Students love every opportunity they get to spend outside of the classroom. They are interested in the world and its inner workings, so, obviously, they want to explore it! Gardening classes are being more and more introduced to schools across the country, and they are a great way to make use of the students’ natural curiosity and let them have fun while they are developing important qualities.
What’s more, is that planning vegetation and caring for it is incredibly engaging, and a lot of students really like this activity. The idea of gardening classes is rapidly spreading throughout the US, and more and more schools try to incorporate a garden for students. Let’s see how horticulture activities affect the students and, ultimately, their learning.
This aspect is probably one of the most relevant and important points to instill and develop in students, as, in recent years, the problem of climate change is becoming more and more of a disastrous issue. By having students connect to nature and become aware of how fragile it is, the students realize that nature has to be preserved rather than destroyed.
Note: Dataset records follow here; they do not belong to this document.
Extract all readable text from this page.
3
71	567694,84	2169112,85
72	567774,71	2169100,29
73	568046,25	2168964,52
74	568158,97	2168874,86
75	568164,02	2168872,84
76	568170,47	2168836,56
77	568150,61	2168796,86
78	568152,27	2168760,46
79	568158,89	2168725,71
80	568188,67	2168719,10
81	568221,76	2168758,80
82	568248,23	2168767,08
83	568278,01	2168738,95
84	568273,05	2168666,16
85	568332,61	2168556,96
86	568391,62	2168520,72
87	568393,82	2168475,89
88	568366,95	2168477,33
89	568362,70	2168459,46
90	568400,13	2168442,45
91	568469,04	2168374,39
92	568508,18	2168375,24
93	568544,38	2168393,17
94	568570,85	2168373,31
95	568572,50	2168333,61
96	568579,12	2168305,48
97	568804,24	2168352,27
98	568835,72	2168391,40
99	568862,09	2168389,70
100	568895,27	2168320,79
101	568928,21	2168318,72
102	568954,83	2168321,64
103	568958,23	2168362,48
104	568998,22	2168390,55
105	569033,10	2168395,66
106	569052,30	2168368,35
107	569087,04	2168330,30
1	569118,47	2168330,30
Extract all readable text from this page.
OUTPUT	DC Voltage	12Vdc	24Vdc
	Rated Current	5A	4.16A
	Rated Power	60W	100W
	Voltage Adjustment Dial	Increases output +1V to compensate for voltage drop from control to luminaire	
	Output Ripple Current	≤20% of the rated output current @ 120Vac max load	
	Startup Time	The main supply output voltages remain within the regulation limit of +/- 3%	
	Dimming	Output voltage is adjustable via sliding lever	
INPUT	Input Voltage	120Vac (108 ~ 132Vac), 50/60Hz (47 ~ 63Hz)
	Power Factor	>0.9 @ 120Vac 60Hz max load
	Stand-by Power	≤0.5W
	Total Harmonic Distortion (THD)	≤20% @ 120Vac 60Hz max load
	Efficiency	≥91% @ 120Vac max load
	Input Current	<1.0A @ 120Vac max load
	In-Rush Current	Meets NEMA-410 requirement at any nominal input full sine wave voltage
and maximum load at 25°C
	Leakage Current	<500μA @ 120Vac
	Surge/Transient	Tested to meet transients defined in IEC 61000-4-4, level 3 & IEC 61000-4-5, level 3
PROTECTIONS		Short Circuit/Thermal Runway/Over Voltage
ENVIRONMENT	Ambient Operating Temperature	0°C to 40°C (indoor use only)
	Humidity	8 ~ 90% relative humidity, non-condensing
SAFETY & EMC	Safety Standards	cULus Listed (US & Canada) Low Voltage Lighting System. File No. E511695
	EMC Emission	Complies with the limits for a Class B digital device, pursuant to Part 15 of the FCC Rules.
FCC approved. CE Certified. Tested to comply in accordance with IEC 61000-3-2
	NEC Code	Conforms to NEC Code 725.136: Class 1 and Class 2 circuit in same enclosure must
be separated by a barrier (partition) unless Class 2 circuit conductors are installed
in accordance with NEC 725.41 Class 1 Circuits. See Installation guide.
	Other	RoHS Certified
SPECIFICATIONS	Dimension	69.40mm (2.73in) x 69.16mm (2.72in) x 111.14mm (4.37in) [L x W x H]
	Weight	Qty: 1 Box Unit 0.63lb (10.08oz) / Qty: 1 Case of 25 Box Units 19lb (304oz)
Many educators believe that such early interaction with nature will develop thoughtfulness in students. The climate change situation is approaching critical levels of emergency, and gardening classes are aimed at expanding the view of current students/future fully-fledged adults to include the question of environment preservation.
Now that we’ve discussed the general outcomes of the gardening classes let’s turn our attention to the specific activities that students complete during a gardening class. Firstly, there is the physical aspect of caring for vegetation. This activity develops the students’ motor skills: you must be very precise in your movements when handling plants, especially small ones and ones that haven’t yet grown out.
Younger students don’t have yet fully developed motor skills, and the physical aspect of carefully planting, removing weeds, and watering plays a big role in the improvement of the students’ hand dexterity. Attending gardening classes will be a definite plus in the students’ future when they have to write an essay review after a research paper, after a report, and after countless other school tasks.
Additionally, caring for plants requires dedication and determination. You can’t really seed something and just forget about it while it magically grows. That doesn’t happen: students have to attend to the garden regularly and in an organized fashion, which teaches them a valuable lesson in responsibility.
A significant part of gardening classes is that students are usually grouped together to equally distribute work between them and make the gardening activity more engaging for the students. For this reason, students have to find common grounds and communicate with each other, as they try to complete their common task. This single aspect of working in a team does tons for students in terms of developing mutual respect, communication, organization, and reasoning skills.
Additionally, being not in a formal environment (like a classroom) facilitates and promotes discussion in students. In the garden, they become more open to talking about something they would feel uncomfortable talking in the classroom. Gradually, just talking with their group, which doesn’t consist entirely out of their friends, makes students more confident while they’re in the classroom.
One of the biggest critiques of our education system is that it’s too theoretical and abstract. More often than not, the students scratch their heads, not knowing how to wrap their heads around the newly-presented topic to them, because they have no idea how it applies to the real world. The gardening classes present a great opportunity for the children to see on practice how some of the knowledge they acquire applies in practice.
Furthermore, during gardening classes, the students care for vegetation, and they can clearly see the result of their actions. If they’re doing everything well and caring for the plants regularly, then they see how the plants gradually become stronger, higher, thicker. In the end, the students might even get a tasty vegetable that they solely cultivated – what a realization!
In the other case, if the students aren’t doing everything properly, then they see how the plant gets surrounded by weeds and how weak it becomes. In either case, gardening develops independence in students: they become more self-assured and individualistic, seeing how they can change the world with their own hands.
All in all, gardening helps students become strong and active participants in life. As a result of gardening education, students become independent and confident in their abilities. So, sometimes, it’s a very good idea to get your hands a bit dirty in education.